Say we are given the product spaceX= RP^3 x RP^4 (projective real 3- and 4-space resp.) and we want to find all covering spaces of X. The obvious thing todo would seem to be to use the facts:

i) S^3 covers RP^3; S^4 covers RP^4, both with maps given by the action of Z/2 on
each of the S^n's , i.e., we identify antipodal points in each S^n.

ii) Product of covering spaces is a covering space of the product X

But: how can we guarantee that S^3 XS^4 is the only possible covering space for X?

I think there is a related result dealing with subgroups of the deck/transformation group

( which is Z//2 here ) , but I am not sure.

Any Ideas?

Thanks.

 

[mathwonk]

covering spaces are classified by the fundamental group, so you want to know the fundamental group of the product space. that is fairly easy.

 

[Bacle]

Thanks; but what do I do after I calculate Pi_1 ? I know there is some result with

its subgroups, but I am not clear on what that is.

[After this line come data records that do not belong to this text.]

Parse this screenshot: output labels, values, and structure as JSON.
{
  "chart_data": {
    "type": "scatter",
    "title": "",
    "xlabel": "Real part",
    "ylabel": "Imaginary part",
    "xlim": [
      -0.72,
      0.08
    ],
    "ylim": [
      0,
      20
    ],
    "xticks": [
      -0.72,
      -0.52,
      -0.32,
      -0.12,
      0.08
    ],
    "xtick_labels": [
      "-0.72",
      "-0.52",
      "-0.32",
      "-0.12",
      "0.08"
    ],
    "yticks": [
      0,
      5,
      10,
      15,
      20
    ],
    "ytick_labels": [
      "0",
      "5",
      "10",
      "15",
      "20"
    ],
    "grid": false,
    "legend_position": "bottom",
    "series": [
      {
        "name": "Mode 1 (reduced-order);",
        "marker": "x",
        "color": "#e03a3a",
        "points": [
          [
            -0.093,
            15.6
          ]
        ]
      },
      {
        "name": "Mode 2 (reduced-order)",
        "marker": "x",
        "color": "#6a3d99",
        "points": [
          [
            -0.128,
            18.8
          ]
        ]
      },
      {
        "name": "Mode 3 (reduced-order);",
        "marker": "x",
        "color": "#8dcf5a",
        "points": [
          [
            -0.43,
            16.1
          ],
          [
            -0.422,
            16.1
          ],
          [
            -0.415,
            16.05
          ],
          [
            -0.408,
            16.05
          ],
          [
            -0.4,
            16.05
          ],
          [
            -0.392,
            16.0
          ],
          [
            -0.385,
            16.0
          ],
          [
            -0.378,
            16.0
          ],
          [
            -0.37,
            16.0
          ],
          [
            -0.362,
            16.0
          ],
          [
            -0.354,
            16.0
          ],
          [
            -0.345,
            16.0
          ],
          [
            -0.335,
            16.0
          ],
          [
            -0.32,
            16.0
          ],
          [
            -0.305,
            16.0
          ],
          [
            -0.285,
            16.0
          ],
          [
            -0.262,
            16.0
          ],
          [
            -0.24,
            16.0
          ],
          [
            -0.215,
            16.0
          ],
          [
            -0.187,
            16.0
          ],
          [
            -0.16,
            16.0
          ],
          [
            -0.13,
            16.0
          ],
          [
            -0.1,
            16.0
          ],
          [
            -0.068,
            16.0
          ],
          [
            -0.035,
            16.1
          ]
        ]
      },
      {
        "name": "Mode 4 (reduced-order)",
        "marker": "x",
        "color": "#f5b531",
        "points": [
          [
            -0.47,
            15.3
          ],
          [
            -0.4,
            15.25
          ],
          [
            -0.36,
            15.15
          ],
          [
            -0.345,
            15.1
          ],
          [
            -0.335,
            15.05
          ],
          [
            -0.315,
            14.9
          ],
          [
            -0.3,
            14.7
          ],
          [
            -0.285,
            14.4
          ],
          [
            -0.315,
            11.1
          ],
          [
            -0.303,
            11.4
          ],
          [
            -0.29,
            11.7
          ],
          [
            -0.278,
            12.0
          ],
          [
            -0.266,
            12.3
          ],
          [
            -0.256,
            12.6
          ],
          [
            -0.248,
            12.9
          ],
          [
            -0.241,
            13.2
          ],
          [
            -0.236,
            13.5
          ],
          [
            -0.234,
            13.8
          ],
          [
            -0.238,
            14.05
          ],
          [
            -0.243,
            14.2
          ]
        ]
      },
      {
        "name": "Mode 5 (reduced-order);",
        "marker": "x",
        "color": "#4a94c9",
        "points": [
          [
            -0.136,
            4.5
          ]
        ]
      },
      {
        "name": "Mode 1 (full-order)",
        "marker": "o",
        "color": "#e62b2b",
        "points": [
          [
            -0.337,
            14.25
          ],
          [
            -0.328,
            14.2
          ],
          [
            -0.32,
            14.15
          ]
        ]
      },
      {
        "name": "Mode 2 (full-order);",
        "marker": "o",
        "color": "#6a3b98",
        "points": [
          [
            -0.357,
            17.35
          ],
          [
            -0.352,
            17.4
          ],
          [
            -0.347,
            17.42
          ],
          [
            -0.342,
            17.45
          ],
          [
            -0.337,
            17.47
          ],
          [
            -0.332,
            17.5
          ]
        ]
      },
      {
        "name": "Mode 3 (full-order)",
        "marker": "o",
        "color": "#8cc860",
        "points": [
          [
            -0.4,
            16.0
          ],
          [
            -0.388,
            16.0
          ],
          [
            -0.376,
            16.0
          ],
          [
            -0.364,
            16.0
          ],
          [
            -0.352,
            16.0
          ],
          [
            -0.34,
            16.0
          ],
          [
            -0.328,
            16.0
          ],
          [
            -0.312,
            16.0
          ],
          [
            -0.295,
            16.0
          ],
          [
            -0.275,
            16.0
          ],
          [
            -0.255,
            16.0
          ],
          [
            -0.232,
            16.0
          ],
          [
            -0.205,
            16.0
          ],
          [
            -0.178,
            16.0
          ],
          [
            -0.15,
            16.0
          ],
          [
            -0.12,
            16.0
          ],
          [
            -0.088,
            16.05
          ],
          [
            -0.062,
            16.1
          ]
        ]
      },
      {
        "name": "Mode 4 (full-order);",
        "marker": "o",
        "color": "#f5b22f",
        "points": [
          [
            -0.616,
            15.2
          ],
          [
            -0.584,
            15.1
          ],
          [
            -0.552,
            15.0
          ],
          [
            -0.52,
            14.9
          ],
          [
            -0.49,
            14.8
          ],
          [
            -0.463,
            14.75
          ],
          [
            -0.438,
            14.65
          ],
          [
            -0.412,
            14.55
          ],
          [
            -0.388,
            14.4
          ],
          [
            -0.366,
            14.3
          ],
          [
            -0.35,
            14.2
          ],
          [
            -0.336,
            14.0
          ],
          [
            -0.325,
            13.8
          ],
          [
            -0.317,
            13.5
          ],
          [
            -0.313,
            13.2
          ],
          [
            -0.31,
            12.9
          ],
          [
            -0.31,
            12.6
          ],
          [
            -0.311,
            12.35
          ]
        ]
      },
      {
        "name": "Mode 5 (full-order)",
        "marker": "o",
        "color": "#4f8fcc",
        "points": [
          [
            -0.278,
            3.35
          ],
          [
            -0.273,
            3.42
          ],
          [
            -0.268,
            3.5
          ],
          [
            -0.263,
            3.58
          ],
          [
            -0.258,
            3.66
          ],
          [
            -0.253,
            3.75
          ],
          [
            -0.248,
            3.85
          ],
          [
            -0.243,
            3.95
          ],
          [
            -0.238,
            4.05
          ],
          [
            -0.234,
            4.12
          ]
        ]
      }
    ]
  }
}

Any refs/ name of result, please?

 

[mathwonk]

have you googled:

classification of covering spaces by fundamental group ?

 

[mathwonk]

if you need more help just ask.

 

[Bacle]

That's O.K. Mathwonk, thanks; from what I got, we mod out the universal covering spaces
by all subgroups of the fundamental group ; in our case, we have the product
S^3 x S^4 modded out by all products of subgroups.